Maybe it's a blessing that I don't always have time every month to read from it but this month I made an effort because of all the current topics, Da Vinci in particular.
And the gratuitous Catholic slur at the end of Gary Burge's article on page 29 put me over the line. It reads like this, see for yourself:
"This came home to me when I was discussing The Da Vinci Code in a book group recently. Everyone there had a graduate degree, was a professing Christian, and had a professional career. But I was asked, 'What are the apocryphal Gospels, such as the Gospel of Mary, anyway? Don't Catholics have them in their Bible?'"
Even taken with a grain of salt the size of Lot's wife, I find it hard to believe that an "educated, professional evangelical" ever uttered such an absurdity. The comment could very well be a fiction of Burge's journalism. I might even be relieved to discover that no real life evangelical is ignorant enough to put forth such a question. Fair enough, the authenticity of the statement notwithstanding, the dubious sentiment still appears in the article, so what would make Burge and his editors think its inclusion a good idea?
Can't bear to pass up the irony that, of course, Catholics would include the Gospel of Mary among Matthew, Mark, Luke & John because we love all things Marian?

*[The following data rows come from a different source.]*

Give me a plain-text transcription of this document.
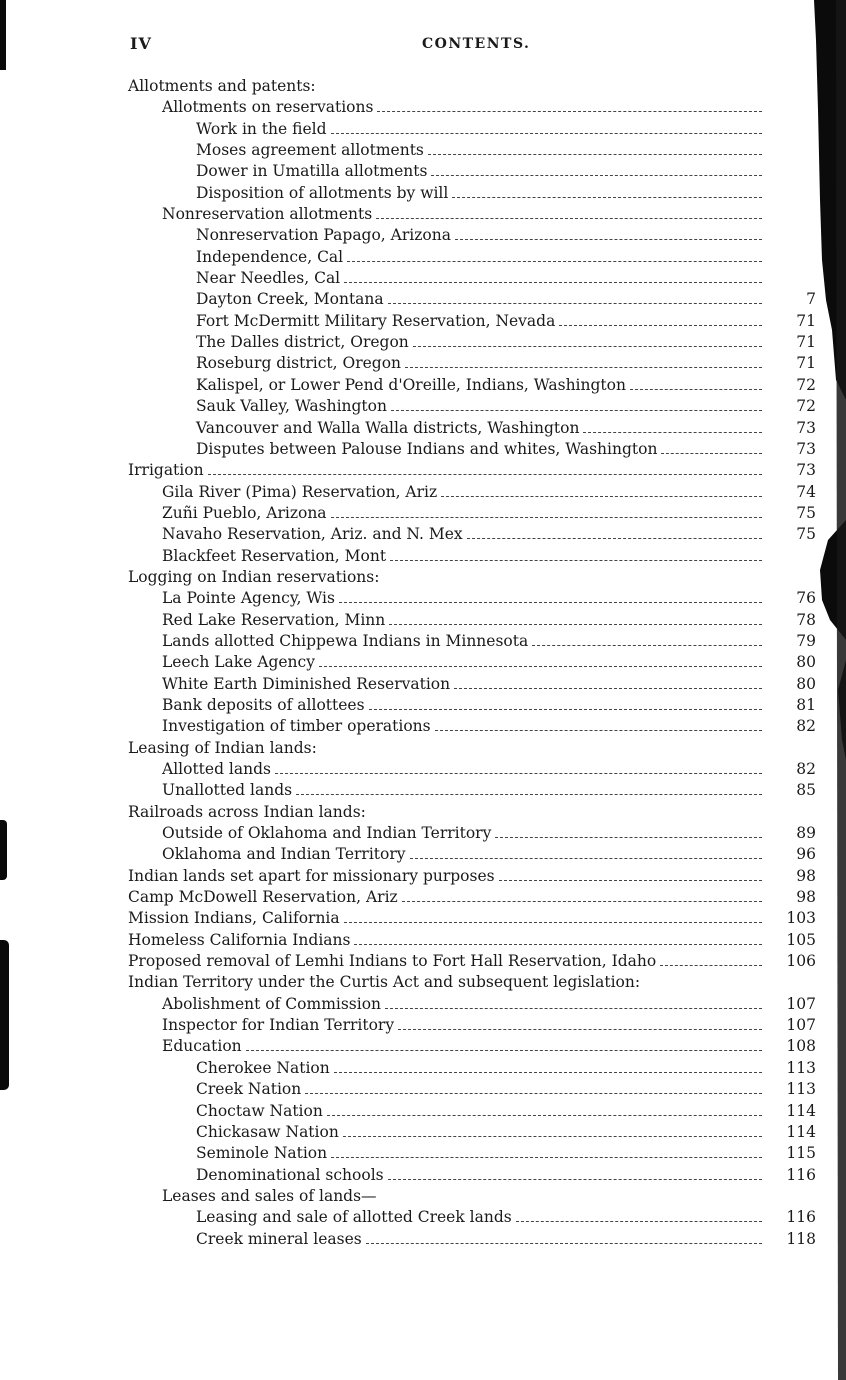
IV	CONTENTS.
Allotments and patents:
Allotments on reservations
Work in the field
Moses agreement allotments
Dower in Umatilla allotments
Disposition of allotments by will
Nonreservation allotments
Nonreservation Papago, Arizona
Independence, Cal
Near Needles, Cal
Dayton Creek, Montana	7
Fort McDermitt Military Reservation, Nevada	71
The Dalles district, Oregon	71
Roseburg district, Oregon	71
Kalispel, or Lower Pend d'Oreille, Indians, Washington	72
Sauk Valley, Washington	72
Vancouver and Walla Walla districts, Washington	73
Disputes between Palouse Indians and whites, Washington	73
Irrigation	73
Gila River (Pima) Reservation, Ariz	74
Zuñi Pueblo, Arizona	75
Navaho Reservation, Ariz. and N. Mex	75
Blackfeet Reservation, Mont
Logging on Indian reservations:
La Pointe Agency, Wis	76
Red Lake Reservation, Minn	78
Lands allotted Chippewa Indians in Minnesota	79
Leech Lake Agency	80
White Earth Diminished Reservation	80
Bank deposits of allottees	81
Investigation of timber operations	82
Leasing of Indian lands:
Allotted lands	82
Unallotted lands	85
Railroads across Indian lands:
Outside of Oklahoma and Indian Territory	89
Oklahoma and Indian Territory	96
Indian lands set apart for missionary purposes	98
Camp McDowell Reservation, Ariz	98
Mission Indians, California	103
Homeless California Indians	105
Proposed removal of Lemhi Indians to Fort Hall Reservation, Idaho	106
Indian Territory under the Curtis Act and subsequent legislation:
Abolishment of Commission	107
Inspector for Indian Territory	107
Education	108
Cherokee Nation	113
Creek Nation	113
Choctaw Nation	114
Chickasaw Nation	114
Seminole Nation	115
Denominational schools	116
Leases and sales of lands—
Leasing and sale of allotted Creek lands	116
Creek mineral leases	118
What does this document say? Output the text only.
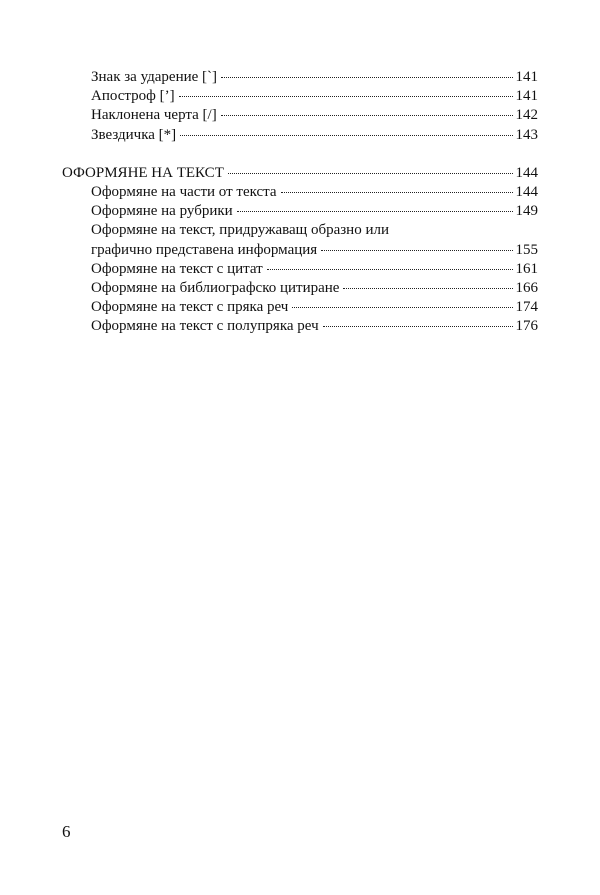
Знак за ударение [`]	141
Апостроф [’]	141
Наклонена черта [/]	142
Звездичка [*]	143
ОФОРМЯНЕ НА ТЕКСТ	144
Оформяне на части от текста	144
Оформяне на рубрики	149
Оформяне на текст, придружаващ образно или
графично представена информация	155
Оформяне на текст с цитат	161
Оформяне на библиографско цитиране	166
Оформяне на текст с пряка реч	174
Оформяне на текст с полупряка реч	176
6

Forget the fact that this is the Gospel of Mary Magdalene, not of the BVM. Close enough for us?
Or, forget the fact that the Catholic Church set the New Testament canon and that we have always argued for four, and only four, gospels. Think, yeah, as soon as the fragmentary manuscripts were discovered and published, beginning in 1938, we Catholics greedily added it to our New Testament? Frankly, in case you haven't noticed, our church just doesn't move that quickly on anything, much less incorporating newly discovered "Scripture" into our Bibles.
From the preface to the NAB, revised edition:
The Greek text followed in this translation is that of the third edition of The Greek New Testament, edited by Kurt Aland, Matthew Black, Carlo Martini, Bruce Metzger, and Allen Wikgren, and published by the United Bible Societies in 1975. The same text, with a different critical apparatus and variations in punctuation and typography, was published as the twenty-sixth edition of the Nestle-Aland Novum Testamentum Graece in 1979 by the Deutsche Bibelstiftung, Stuttgart. This edition has also been consulted.
That said, it's actually the popular NIV which has its own eclectic Greek text for the New Testament.